While the prosecutors in D.C. decide whether to charge David Gregory, another example of how the laws against possession of high capacity ammunition magazines are applied to the little people is unfolding in upstate New York, as reported by The Watertown Daily Times, Injured veteran arrested in weapons investigation (h/t Tip Line):

A former Fort Drum soldier who was injured in special forces training was arrested Sunday night when he was found with prohibited rounds of ammunition, the Jefferson County Sheriff’s Department said.

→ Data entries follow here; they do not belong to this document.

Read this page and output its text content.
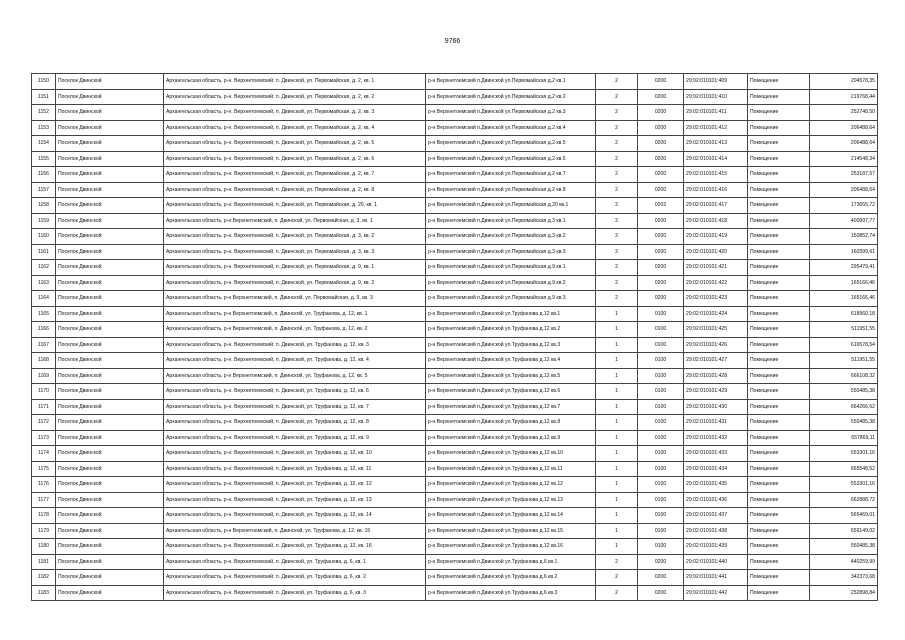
9766
1150	Поселок Двинской	Архангельская область, р-н. Верхнетоемский, п. Двинской, ул. Первомайская, д. 2, кв. 1	р-н Верхнетоемский п.Двинской ул.Первомайская д.2 кв.1	2	0200	29:02:010101:409	Помещение	204578,35
1151	Поселок Двинской	Архангельская область, р-н. Верхнетоемский, п. Двинской, ул. Первомайская, д. 2, кв. 2	р-н Верхнетоемский п.Двинской ул.Первомайская д.2 кв.2	2	0200	29:02:010101:410	Помещение	219768,44
1152	Поселок Двинской	Архангельская область, р-н. Верхнетоемский, п. Двинской, ул. Первомайская, д. 2, кв. 3	р-н Верхнетоемский п.Двинской ул.Первомайская д.2 кв.3	2	0200	29:02:010101:411	Помещение	252748,50
1153	Поселок Двинской	Архангельская область, р-н. Верхнетоемский, п. Двинской, ул. Первомайская, д. 2, кв. 4	р-н Верхнетоемский п.Двинской ул.Первомайская д.2 кв.4	2	0200	29:02:010101:412	Помещение	206488,64
1154	Поселок Двинской	Архангельская область, р-н. Верхнетоемский, п. Двинской, ул. Первомайская, д. 2, кв. 5	р-н Верхнетоемский п.Двинской ул.Первомайская д.2 кв.5	2	0200	29:02:010101:413	Помещение	206488,64
1155	Поселок Двинской	Архангельская область, р-н. Верхнетоемский, п. Двинской, ул. Первомайская, д. 2, кв. 6	р-н Верхнетоемский п.Двинской ул.Первомайская д.2 кв.6	2	0200	29:02:010101:414	Помещение	214548,34
1156	Поселок Двинской	Архангельская область, р-н. Верхнетоемский, п. Двинской, ул. Первомайская, д. 2, кв. 7	р-н Верхнетоемский п.Двинской ул.Первомайская д.2 кв.7	2	0200	29:02:010101:415	Помещение	253187,57
1157	Поселок Двинской	Архангельская область, р-н. Верхнетоемский, п. Двинской, ул. Первомайская, д. 2, кв. 8	р-н Верхнетоемский п.Двинской ул.Первомайская д.2 кв.8	2	0200	29:02:010101:416	Помещение	206488,64
1158	Поселок Двинской	Архангельская область, р-н. Верхнетоемский, п. Двинской, ул. Первомайская, д. 20, кв. 1	р-н Верхнетоемский п.Двинской ул.Первомайская д.20 кв.1	2	0202	29:02:010101:417	Помещение	173655,72
1159	Поселок Двинской	Архангельская область, р-н Верхнетоемский, п. Двинской, ул. Первомайская, д. 3, кв. 1	р-н Верхнетоемский п.Двинской ул.Первомайская д.3 кв.1	2	0200	29:02:010101:418	Помещение	400997,77
1160	Поселок Двинской	Архангельская область, р-н. Верхнетоемский, п. Двинской, ул. Первомайская, д. 3, кв. 2	р-н Верхнетоемский п.Двинской ул.Первомайская д.3 кв.2	2	0200	29:02:010101:419	Помещение	150852,74
1161	Поселок Двинской	Архангельская область, р-н. Верхнетоемский, п. Двинской, ул. Первомайская, д. 3, кв. 3	р-н Верхнетоемский п.Двинской ул.Первомайская д.3 кв.3	2	0200	29:02:010101:420	Помещение	160399,61
1162	Поселок Двинской	Архангельская область, р-н. Верхнетоемский, п. Двинской, ул. Первомайская, д. 9, кв. 1	р-н Верхнетоемский п.Двинской ул.Первомайская д.9 кв.1	2	0200	29:02:010101:421	Помещение	295479,41
1163	Поселок Двинской	Архангельская область, р-н. Верхнетоемский, п. Двинской, ул. Первомайская, д. 9, кв. 2	р-н Верхнетоемский п.Двинской ул.Первомайская д.9 кв.2	2	0200	29:02:010101:422	Помещение	165166,46
1164	Поселок Двинской	Архангельская область, р-н Верхнетоемский, п. Двинской, ул. Первомайская, д. 9, кв. 3	р-н Верхнетоемский п.Двинской ул.Первомайская д.9 кв.3	2	0200	29:02:010101:423	Помещение	165166,46
1165	Поселок Двинской	Архангельская область, р-н Верхнетоемский, п. Двинской, ул. Труфанова, д. 12, кв. 1	р-н Верхнетоемский п.Двинской ул.Труфанова д.12 кв.1	1	0100	29:02:010101:424	Помещение	618960,18
1166	Поселок Двинской	Архангельская область, р-н Верхнетоемский, п. Двинской, ул. Труфанова, д. 12, кв. 2	р-н Верхнетоемский п.Двинской ул.Труфанова д.12 кв.2	1	0100	29:02:010101:425	Помещение	511951,55
1167	Поселок Двинской	Архангельская область, р-н. Верхнетоемский, п. Двинской, ул. Труфанова, д. 12, кв. 3	р-н Верхнетоемский п.Двинской ул.Труфанова д.12 кв.3	1	0100	29:02:010101:426	Помещение	616578,54
1168	Поселок Двинской	Архангельская область, р-н. Верхнетоемский, п. Двинской, ул. Труфанова, д. 12, кв. 4	р-н Верхнетоемский п.Двинской ул.Труфанова д.12 кв.4	1	0100	29:02:010101:427	Помещение	511951,55
1169	Поселок Двинской	Архангельская область, р-н Верхнетоемский, п. Двинской, ул. Труфанова, д. 12, кв. 5	р-н Верхнетоемский п.Двинской ул.Труфанова д.12 кв.5	1	0100	29:02:010101:428	Помещение	666108,32
1170	Поселок Двинской	Архангельская область, р-н. Верхнетоемский, п. Двинской, ул. Труфанова, д. 12, кв. 6	р-н Верхнетоемский п.Двинской ул.Труфанова д.12 кв.6	1	0100	29:02:010101:429	Помещение	550485,38
1171	Поселок Двинской	Архангельская область, р-н. Верхнетоемский, п. Двинской, ул. Труфанова, д. 12, кв. 7	р-н Верхнетоемский п.Двинской ул.Труфанова д.12 кв.7	1	0100	29:02:010101:430	Помещение	664266,62
1172	Поселок Двинской	Архангельская область, р-н. Верхнетоемский, п. Двинской, ул. Труфанова, д. 12, кв. 8	р-н Верхнетоемский п.Двинской ул.Труфанова д.12 кв.8	1	0100	29:02:010101:431	Помещение	550485,38
1173	Поселок Двинской	Архангельская область, р-н. Верхнетоемский, п. Двинской, ул. Труфанова, д. 12, кв. 9	р-н Верхнетоемский п.Двинской ул.Труфанова д.12 кв.9	1	0100	29:02:010101:432	Помещение	657869,11
1174	Поселок Двинской	Архангельская область, р-н. Верхнетоемский, п. Двинской, ул. Труфанова, д. 12, кв. 10	р-н Верхнетоемский п.Двинской ул.Труфанова д.12 кв.10	1	0100	29:02:010101:433	Помещение	553301,16
1175	Поселок Двинской	Архангельская область, р-н. Верхнетоемский, п. Двинской, ул. Труфанова, д. 12, кв. 11	р-н Верхнетоемский п.Двинской ул.Труфанова д.12 кв.11	1	0100	29:02:010101:434	Помещение	665548,52
1176	Поселок Двинской	Архангельская область, р-н. Верхнетоемский, п. Двинской, ул. Труфанова, д. 12, кв. 12	р-н Верхнетоемский п.Двинской ул.Труфанова д.12 кв.12	1	0100	29:02:010101:435	Помещение	553301,16
1177	Поселок Двинской	Архангельская область, р-н. Верхнетоемский, п. Двинской, ул. Труфанова, д. 12, кв. 13	р-н Верхнетоемский п.Двинской ул.Труфанова д.12 кв.13	1	0100	29:02:010101:436	Помещение	662888,72
1178	Поселок Двинской	Архангельская область, р-н. Верхнетоемский, п. Двинской, ул. Труфанова, д. 12, кв. 14	р-н Верхнетоемский п.Двинской ул.Труфанова д.12 кв.14	1	0100	29:02:010101:437	Помещение	565469,01
1179	Поселок Двинской	Архангельская область, р-н Верхнетоемский, п. Двинской, ул. Труфанова, д. 12, кв. 15	р-н Верхнетоемский п.Двинской ул.Труфанова д.12 кв.15	1	0100	29:02:010101:438	Помещение	659149,02
1180	Поселок Двинской	Архангельская область, р-н. Верхнетоемский, п. Двинской, ул. Труфанова, д. 12, кв. 16	р-н Верхнетоемский п.Двинской ул.Труфанова д.12 кв.16	1	0100	29:02:010101:439	Помещение	550485,38
1181	Поселок Двинской	Архангельская область, р-н. Верхнетоемский, п. Двинской, ул. Труфанова, д. 6, кв. 1	р-н Верхнетоемский п.Двинской ул.Труфанова д.6 кв.1	2	0200	29:02:010101:440	Помещение	440259,99
1182	Поселок Двинской	Архангельская область, р-н. Верхнетоемский, п. Двинской, ул. Труфанова, д. 6, кв. 2	р-н Верхнетоемский п.Двинской ул.Труфанова д.6 кв.2	2	0200	29:02:010101:441	Помещение	342373,68
1183	Поселок Двинской	Архангельская область, р-н. Верхнетоемский, п. Двинской, ул. Труфанова, д. 6, кв. 3	р-н Верхнетоемский п.Двинской ул.Труфанова д.6 кв.3	2	0200	29:02:010101:442	Помещение	252898,84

Nathan H. Haddad, 32, of 25240 Waddingham Road, town of LeRay, faces five felony counts of third-degree criminal possession of a weapon. He was released without bail before town of Watertown Justice Andrew N. Capone, and is ordered to appear Wednesday in town of LeRay Court.

Deputies made the arrest shortly before 7:30 p.m. Sunday on Steinhilber Road in the town of LeRay, where Mr. Haddad is accused of possessing five 30-round AR-15 magazines of ammunition. He is cited under a state penal law statute that prohibits possession of “a large capacity ammunition feeding device.” The ammunition was found in his vehicle during a traffic stop, according to the sheriff’s office.

Mr. Haddad was deployed four times during his decade in the Army, the Times reported in a story featuring him in September 2009. At that time, he was a staff sergeant with the 3rd Battalion, 85th Infantry, Warrior in Transition Unit at Fort Drum, undergoing aquatic physical therapy for an injury he suffered in South Korea during special forces training. He was discharged from the Army in October 2010, according to Fort Drum.

Staff Sgt. Haddad was previously featured in The Watertown Daily Times, Injured Soldiers Hit Pool:

Taking it easy isn’t easy for Staff Sgt. Nathan H. Haddad. Four times deployed during his decade in the Army, he’s spent his free time, too, pushing his body to the limits — hunting, rock-climbing and skydiving, among other physical activities.

“If it was sports or outdoors, I did it,” he said Wednesday afternoon, standing near the swimming pool at Fort Drum’s Pine Plains Fitness Center. Behind him, half a dozen of his comrades from the 3rd Battalion, 85th Infantry, Warrior in Transition Unit were being introduced to a new set of equipment: scuba gear.

Injured during special forces training in South Korea, Sgt. Haddad is still figuring out what he can and can’t ask his body to do. But even walking through the woods is tough, painful.

“It’s very, very frustrating,” he said. “Before, I was outdoors and doing stuff all the time.”

Physical therapy is helping him to heal, but pain is part of it, and it doesn’t exactly replace the kind of adventurous athletics he loves.